The Colorado Department of Health And Environment said Tuesday the Colorado cases were reported in Adams, Arapahoe, Boulder, Clear Creek, Douglas, Eagle, El Paso and Jefferson counties.
The federal Centers for Disease Control and Prevention says hepatitis A illnesses also have been reported in New Mexico, Nevada, Arizona, California, Hawaii and Utah.

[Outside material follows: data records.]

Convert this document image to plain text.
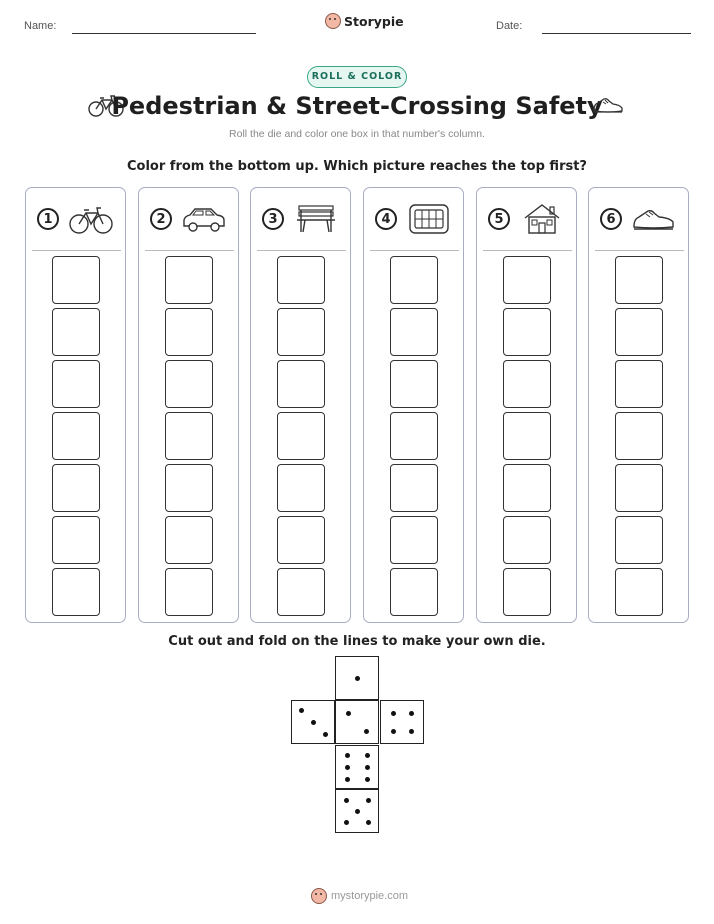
Name:	Storypie	Date:
ROLL & COLOR
Pedestrian & Street-Crossing Safety
Roll the die and color one box in that number's column.
Color from the bottom up. Which picture reaches the top first?
1	2	3	4	5	6
Cut out and fold on the lines to make your own die.
mystorypie.com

The illnesses have been linked to a frozen berry mix sold by Townsend Farms of Fairview, Ore. The Food and Drug Administration said Tuesday that Townsend Farms is recalling its frozen Organic Antioxidant Blend, packaged under the Townsend Farms label at Costco and under the Harris Teeter brand at those stores.
California resident Lynda Brackenridge is still in isolation in the Long Beach Hospital where she’s recovering. Brackenridge contracted hepatitis A after eating the contaminated berry mix. She thought she had the flu.
“I was just so, so tired and nauseous and I hadn’t been able to eat, so I decided I had to make an appointment with the doctor,” Brackenridge said.
Brackenridge is suing the Oregon farm where the berries came from. She’s been recovering for two weeks.
“I haven’t left bed or gone to work or done anything since the (May 22); just been in bed,” she said.
“The symptoms associated with hepatitis A can be nausea, fatigue, malaise, feeling not well,” Dr. Judith Shlay said.
Shlay is the associate director at Denver Public Health. She says over the last two weeks the number of patients looking specifically for the hepatitis A vaccine has skyrocketed.
“After the exposure, if we give the vaccine in a time period within two weeks, then they can avoid the illness,” Shlay said.
The Colorado Department of Health And Environment is investigating the hepatitis A outbreak. In Avon the county health department has set up a hepatitis vaccine clinic.
The state health department advises all Colorado residents who’ve been exposed to the contaminated food to consider the vaccine.
Health officials say the risk of contracting hepatitis A from the frozen food mix is relatively low.